A limb had died in the hackberry tree next to our house. It could have crashed through the dining room window if the wind blew it down. The ladder Mom used for washing windows wasn't tall enough to reach the tree limb. It would have been dangerous for dad to perch on top of the ladder while sawing above his head. He decided to bring the utility tractor into the yard and stand in the scoop of the front end loader. It would be much safer.

This restored beauty is very similar to the tractor Dad had when I was a kid.
                                     

Now obviously, he couldn't stand in the scoop and run the tractor controls to raise it at the same time. Nearly every time my mom operated machinery, something went wrong. Nevertheless, dad fearlessly situated the tractor under the offending limb and showed her which lever to use to raise and lower the hydraulic front loader. The scoop just did raise him high enough to comfortably saw the branch off.

My dad never liked objects with handles very much. He wasn't 'handy' at all. I've never seen him do carpentry work. But he was using a rip saw on the limb, so I think the saw must have been something my grandfather left in the garage when he moved to town and our family moved into the farmhouse.

Dad braced himself by wrapping his left arm around the tree limb. His back was to the tractor. The little Ford began running very rough, coughing and sputtering. I think my mom was giving it too much choke. If someone reading this thinks they know what was wrong with the tractor, please don't try to educate me.

The interval between coughs grew until the engine shuddered and died altogether. When that happened, the hydraulic pump also stopped working, and the loader began drifting away from my dad's feet. I'm sure he noticed that the tractor was going to die, but I don't think he expected hydraulic oil to leak back to the reservoir and let the loader down so soon. He should have turned loose of the tree and rode the scoop back to the ground. Instead, with his only means of support obeying the laws of gravity, he was left dangling by one arm from a dead limb. 

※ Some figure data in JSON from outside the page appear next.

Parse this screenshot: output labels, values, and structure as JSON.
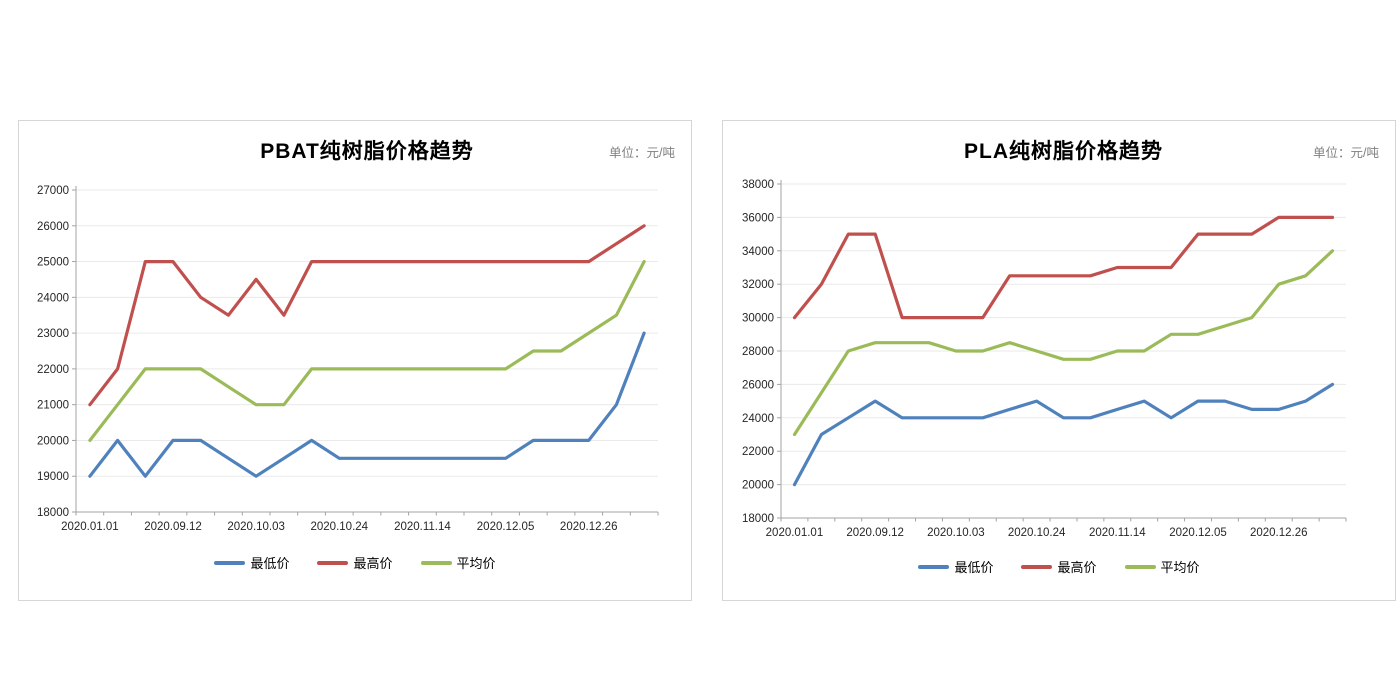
{
  "page": {
    "background": "#ffffff"
  },
  "colors": {
    "min_line": "#4F81BD",
    "max_line": "#C0504D",
    "avg_line": "#9BBB59",
    "axis": "#a3a3a3",
    "grid": "#eaeaea",
    "tick_label": "#262626",
    "unit_text": "#7f7f7f",
    "panel_border": "#d6d6d6",
    "title_text": "#000000"
  },
  "chart_data": [
    {
      "type": "line",
      "title": "PBAT纯树脂价格趋势",
      "unit_label": "单位：元/吨",
      "legend_position": "bottom",
      "grid": true,
      "ylim": [
        18000,
        27000
      ],
      "ytick_step": 1000,
      "y_ticks": [
        27000,
        26000,
        25000,
        24000,
        23000,
        22000,
        21000,
        20000,
        19000,
        18000
      ],
      "categories": [
        "2020.01.01",
        "",
        "",
        "2020.09.12",
        "",
        "",
        "2020.10.03",
        "",
        "",
        "2020.10.24",
        "",
        "",
        "2020.11.14",
        "",
        "",
        "2020.12.05",
        "",
        "",
        "2020.12.26",
        "",
        ""
      ],
      "series": [
        {
          "name": "最低价",
          "color": "#4F81BD",
          "values": [
            19000,
            20000,
            19000,
            20000,
            20000,
            19500,
            19000,
            19500,
            20000,
            19500,
            19500,
            19500,
            19500,
            19500,
            19500,
            19500,
            20000,
            20000,
            20000,
            21000,
            23000
          ]
        },
        {
          "name": "最高价",
          "color": "#C0504D",
          "values": [
            21000,
            22000,
            25000,
            25000,
            24000,
            23500,
            24500,
            23500,
            25000,
            25000,
            25000,
            25000,
            25000,
            25000,
            25000,
            25000,
            25000,
            25000,
            25000,
            25500,
            26000
          ]
        },
        {
          "name": "平均价",
          "color": "#9BBB59",
          "values": [
            20000,
            21000,
            22000,
            22000,
            22000,
            21500,
            21000,
            21000,
            22000,
            22000,
            22000,
            22000,
            22000,
            22000,
            22000,
            22000,
            22500,
            22500,
            23000,
            23500,
            25000
          ]
        }
      ]
    },
    {
      "type": "line",
      "title": "PLA纯树脂价格趋势",
      "unit_label": "单位：元/吨",
      "legend_position": "bottom",
      "grid": true,
      "ylim": [
        18000,
        38000
      ],
      "ytick_step": 2000,
      "y_ticks": [
        38000,
        36000,
        34000,
        32000,
        30000,
        28000,
        26000,
        24000,
        22000,
        20000,
        18000
      ],
      "categories": [
        "2020.01.01",
        "",
        "",
        "2020.09.12",
        "",
        "",
        "2020.10.03",
        "",
        "",
        "2020.10.24",
        "",
        "",
        "2020.11.14",
        "",
        "",
        "2020.12.05",
        "",
        "",
        "2020.12.26",
        "",
        ""
      ],
      "series": [
        {
          "name": "最低价",
          "color": "#4F81BD",
          "values": [
            20000,
            23000,
            24000,
            25000,
            24000,
            24000,
            24000,
            24000,
            24500,
            25000,
            24000,
            24000,
            24500,
            25000,
            24000,
            25000,
            25000,
            24500,
            24500,
            25000,
            26000
          ]
        },
        {
          "name": "最高价",
          "color": "#C0504D",
          "values": [
            30000,
            32000,
            35000,
            35000,
            30000,
            30000,
            30000,
            30000,
            32500,
            32500,
            32500,
            32500,
            33000,
            33000,
            33000,
            35000,
            35000,
            35000,
            36000,
            36000,
            36000
          ]
        },
        {
          "name": "平均价",
          "color": "#9BBB59",
          "values": [
            23000,
            25500,
            28000,
            28500,
            28500,
            28500,
            28000,
            28000,
            28500,
            28000,
            27500,
            27500,
            28000,
            28000,
            29000,
            29000,
            29500,
            30000,
            32000,
            32500,
            34000
          ]
        }
      ]
    }
  ]
}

It was too high to let go and hope he landed on his feet like a cat. If he had, he would have struck some part of the loader. He dropped the saw and held on with his other hand.

I was outside watching the operation from the safety of the front step. When the tractor died I heard Mom say "Oh." It wasn't her conversational voice, and it wasn't a scream. It didn't sound like 'oh dear.' Or 'Oh My God!' It was a low guttural sound like a monster had fought its way out of her stomach, got caught deep down in her throat, and erupted out of her mouth. "OHH!"

I'm sure terrible scenarios of Dad being seriously injured and questions like how long he could hold onto the limb and would the limb break and should she tell Lisa to dial 0 and ask the operator to send the fire department and why did the tractor die and will it start again and is it out of gas all flitted across her panicked thoughts.

My folks didn't have the type of personalities to remain calm in a crisis. Amazingly, my father kept his composure and managed to explain to my mother how to restart the tractor and get the scoop back under his feet, all the while clinging to the rotten limb.

It all ended fine. The limb was cut down, the house wasn't damaged, and Dad never asked Mom to operate the tractor again.

Once they recovered from the scare, they each had fun with the story. Dad teased her that the only thing she could think of to say was 'Oh.' Mom liked to say to customers at her job, "Did I tell you about the time I hung my husband in a tree?"